If you look at it from the other point of view then why would you do an ‘and’ search as the basic search instead of an ‘or’ search? The only argument I have heard is that it doesn’t clutter results with ‘or’ docs and doesn’t give back as many docs so is less likely to confuse the user. I don’t understand this because if you trust the search engine and the algorithms behind it then the relevancy will sort everything so that all the ‘and’ docs that have all words in the doc returned will be at the top of the results when doing an ‘or’ search anyway because all words hit so gets a higher score than if only one or two words hit. If you do a search using Google you will be returned umpteen million docs but its not confusing because the relevancy algorithm sorts them so that the most relevant docs are in the top 10 based on all words in the query term hitting and hitting most frequently.
Add comment 12 September 2008
Google search within a site made easier for navigational searches
On Wednesday, we noticed Google was starting to surface a search within box for some results for navigational searches:
It turns out it’s a wider roll-out by Google as the Official Google blog reports.
“However, one of the trends we noticed while studying teleporting was that there were lots of searchers who would type the name of a specific website as if they wanted to teleport, but would then immediately issue another more a refined search within this site.
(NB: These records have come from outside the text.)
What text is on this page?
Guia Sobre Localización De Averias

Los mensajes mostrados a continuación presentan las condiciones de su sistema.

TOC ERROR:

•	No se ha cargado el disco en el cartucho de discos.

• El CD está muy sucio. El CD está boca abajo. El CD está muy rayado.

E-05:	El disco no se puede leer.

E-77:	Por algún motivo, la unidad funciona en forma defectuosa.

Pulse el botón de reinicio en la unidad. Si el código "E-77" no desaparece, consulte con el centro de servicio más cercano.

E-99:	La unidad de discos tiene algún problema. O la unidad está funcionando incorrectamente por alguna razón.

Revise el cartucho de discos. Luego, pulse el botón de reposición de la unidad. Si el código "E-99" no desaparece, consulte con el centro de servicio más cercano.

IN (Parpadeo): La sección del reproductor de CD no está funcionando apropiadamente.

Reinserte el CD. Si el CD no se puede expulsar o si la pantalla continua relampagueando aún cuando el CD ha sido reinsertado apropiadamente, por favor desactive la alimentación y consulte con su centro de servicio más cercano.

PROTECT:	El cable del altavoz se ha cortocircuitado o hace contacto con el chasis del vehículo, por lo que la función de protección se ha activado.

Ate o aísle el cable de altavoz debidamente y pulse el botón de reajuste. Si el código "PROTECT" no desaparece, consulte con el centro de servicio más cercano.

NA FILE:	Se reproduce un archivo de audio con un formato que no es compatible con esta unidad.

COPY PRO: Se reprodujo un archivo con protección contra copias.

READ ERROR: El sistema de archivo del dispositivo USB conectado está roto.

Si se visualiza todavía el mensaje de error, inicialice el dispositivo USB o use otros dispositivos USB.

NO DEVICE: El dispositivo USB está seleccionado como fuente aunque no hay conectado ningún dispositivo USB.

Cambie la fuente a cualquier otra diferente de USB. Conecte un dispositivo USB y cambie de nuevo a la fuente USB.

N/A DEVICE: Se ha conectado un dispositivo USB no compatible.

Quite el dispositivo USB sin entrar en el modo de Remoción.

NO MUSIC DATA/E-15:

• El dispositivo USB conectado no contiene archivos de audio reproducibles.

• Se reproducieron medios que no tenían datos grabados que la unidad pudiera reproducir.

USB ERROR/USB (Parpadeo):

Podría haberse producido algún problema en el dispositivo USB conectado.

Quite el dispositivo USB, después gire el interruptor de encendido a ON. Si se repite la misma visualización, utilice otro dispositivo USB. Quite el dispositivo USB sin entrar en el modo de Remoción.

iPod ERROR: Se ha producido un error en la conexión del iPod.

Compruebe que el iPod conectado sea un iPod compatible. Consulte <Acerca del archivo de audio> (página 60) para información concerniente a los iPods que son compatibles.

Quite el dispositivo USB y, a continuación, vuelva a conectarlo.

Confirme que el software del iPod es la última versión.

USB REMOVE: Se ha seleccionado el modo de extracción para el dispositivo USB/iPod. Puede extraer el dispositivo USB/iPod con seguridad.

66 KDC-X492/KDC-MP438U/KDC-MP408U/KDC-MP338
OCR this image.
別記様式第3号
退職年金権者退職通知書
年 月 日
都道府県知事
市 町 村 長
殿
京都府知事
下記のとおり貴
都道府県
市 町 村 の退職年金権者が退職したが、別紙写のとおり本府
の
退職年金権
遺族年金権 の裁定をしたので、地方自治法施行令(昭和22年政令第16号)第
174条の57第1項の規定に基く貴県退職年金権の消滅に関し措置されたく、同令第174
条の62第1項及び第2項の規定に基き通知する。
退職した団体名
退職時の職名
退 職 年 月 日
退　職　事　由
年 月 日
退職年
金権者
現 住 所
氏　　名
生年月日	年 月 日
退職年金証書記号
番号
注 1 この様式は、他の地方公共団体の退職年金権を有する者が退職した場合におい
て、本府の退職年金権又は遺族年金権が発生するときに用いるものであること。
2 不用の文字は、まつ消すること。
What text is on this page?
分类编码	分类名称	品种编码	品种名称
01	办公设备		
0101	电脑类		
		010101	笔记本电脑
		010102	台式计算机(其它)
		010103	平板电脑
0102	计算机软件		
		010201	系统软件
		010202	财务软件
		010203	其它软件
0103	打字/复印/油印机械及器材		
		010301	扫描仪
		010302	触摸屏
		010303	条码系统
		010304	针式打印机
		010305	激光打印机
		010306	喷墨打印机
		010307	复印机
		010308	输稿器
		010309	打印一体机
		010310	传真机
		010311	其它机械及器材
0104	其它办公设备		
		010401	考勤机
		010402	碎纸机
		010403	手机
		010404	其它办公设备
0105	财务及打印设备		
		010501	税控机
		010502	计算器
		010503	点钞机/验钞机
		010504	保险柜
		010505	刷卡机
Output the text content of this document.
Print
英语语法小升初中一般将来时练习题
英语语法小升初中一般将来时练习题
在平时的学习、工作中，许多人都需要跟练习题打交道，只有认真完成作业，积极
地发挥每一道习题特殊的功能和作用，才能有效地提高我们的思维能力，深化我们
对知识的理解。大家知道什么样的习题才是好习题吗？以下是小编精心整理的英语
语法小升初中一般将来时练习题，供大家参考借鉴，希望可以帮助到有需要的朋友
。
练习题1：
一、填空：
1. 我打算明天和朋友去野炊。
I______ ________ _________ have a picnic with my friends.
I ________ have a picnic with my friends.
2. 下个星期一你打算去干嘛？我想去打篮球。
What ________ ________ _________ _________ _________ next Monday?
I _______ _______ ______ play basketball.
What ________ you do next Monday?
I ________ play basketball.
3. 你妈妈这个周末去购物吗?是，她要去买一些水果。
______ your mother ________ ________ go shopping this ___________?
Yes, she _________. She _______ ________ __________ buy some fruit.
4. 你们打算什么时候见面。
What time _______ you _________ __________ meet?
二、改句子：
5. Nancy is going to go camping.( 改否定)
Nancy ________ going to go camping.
Through experimentation, we found that presenting users with a search box as part of the result increases their likelihood of finding the exact page they are looking for. So over the past few days we have been testing, and today we have fully rolled out, a search box that appears within some of the search results themselves. This feature will now occur when we detect a high probability that a user wants more refined search results within a specific site. Like the rest of our snippets, the sites that display the site search box are chosen algorithmically based on metrics that measure how useful the search box is to users.”
The last sentence is interesting. We’ve certainly noticed a wide implementation across UK government websites.
Add comment 7 March 2008
RSS feeds for search results
I did a web search for ‘RSS feeds for search results’ and found a Live Search blog entry dating from 1995 that talks about the alpha feature of providing RSS feeds from search results: just add ‘&format=rss’ to the URL of the results and copy the full URL into your RSS Reader.
This still works on the main Live search site and is made easier by just clicking on the orange RSS icon in the URL. Here’s the ‘RSSed’ URL for Flooding information from the UK government: http://search.msn.com/results.aspx?q=flooding+site%3agov.uk&format=rss
Very nifty, but interestingly, Live don’t seem to draw users’ attention to it or even provide information in Help.
Yahoo! offers the similar features to Live, with different syntax, but the RSS icon.
In contrast, Google only offers RSS feeds (RSS and Atom) for its news results but does publicise it clearly. Similarly, the BBC offers RSS of its news and sports results.
Other web search engines such as Ask, Exalead and Clusty do not appear to offer RSS at all.